Homestore provides marketing exposure and technology products to the real estate industry. The company also operates, the official Web site of the National Association of Realtors.

The company’s stock (Nasdaq: HOMS) traded at $3.81 a share this morning, little changed from the previous day’s closing price of $3.83. Overall, Homestore’s stock performance is up from this time last year when shares were trading at below $2.

In the past year, Homestore narrowed its quarterly loss, struck a deal with Microsoft, settled major class-action lawsuits brought against it and achieved year-over-year quarterly revenue growth. Despite these milestones, investors have questioned whether the company’s current business model should be altered to encompass lead referral fees as a way to speed up the prospect of profitability.

The licensing agreement Homestore has with NAR prohibits referral fees, but NAR leadership is considering modifying the agreement. Referral fees are viewed as one strategy for helping to make Homestore profitable.

Homestore still has not reported a profit, but its earnings reports have shown improvement this year.

In the first quarter, Homestore achieved its first year-over-year quarterly revenue growth. The company reported first-quarter revenue of $56.1 million, up from $54.9 million during the same quarter a year ago.

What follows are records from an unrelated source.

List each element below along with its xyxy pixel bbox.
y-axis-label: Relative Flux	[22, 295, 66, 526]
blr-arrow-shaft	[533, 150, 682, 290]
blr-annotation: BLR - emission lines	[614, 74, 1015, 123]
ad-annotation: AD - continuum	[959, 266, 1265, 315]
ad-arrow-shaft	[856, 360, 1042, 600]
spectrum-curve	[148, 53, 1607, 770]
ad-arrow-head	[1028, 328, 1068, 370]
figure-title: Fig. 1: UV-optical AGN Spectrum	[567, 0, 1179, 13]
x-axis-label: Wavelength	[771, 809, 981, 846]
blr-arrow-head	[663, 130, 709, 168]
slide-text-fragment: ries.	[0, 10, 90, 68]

The increase was due to Homestore’s media services segment, which added $1.7 million in revenue, and the software segment, which added $200,000. Revenue from the print segment decreased $600,000.

Homestore reported a first-quarter loss of $5.1 million, or 4 cents per share, an improvement from its net loss of $12 million, or 10 cents a share, the previous quarter.

The first-quarter loss compared with a net income of $87.2 million during the same quarter a year ago. However, that income included a $104 million one-time gain related to the settlement of Homestore’s distribution agreement with AOL.

Homestore had $41.1 million in cash and short-term investments at the end of the first quarter, compared with $5.5 million the previous quarter.

On other troubled fronts, current Homestore management, led by CEO Mike Long this year made progress in cleaning up pending litigation against the company. In March, a federal judge approved a $93 million settlement in a class-action shareholder lawsuit, which accused Homestore of falsifying financial statements and engaging in accounting irregularities in 2000 and 2001.

In April, Homestore placed in escrow the final $3 million of its cash settlement agreement relating to the shareholder class action lawsuit. Last October, the company agreed to pay the California State Teachers’ Retirement System (CalSTRS) $13 million in cash and issue 20 million shares of newly issued common stock to the group, which was the lead plaintiff in the suit. The company placed $10 million of the cash settlement in escrow last fall.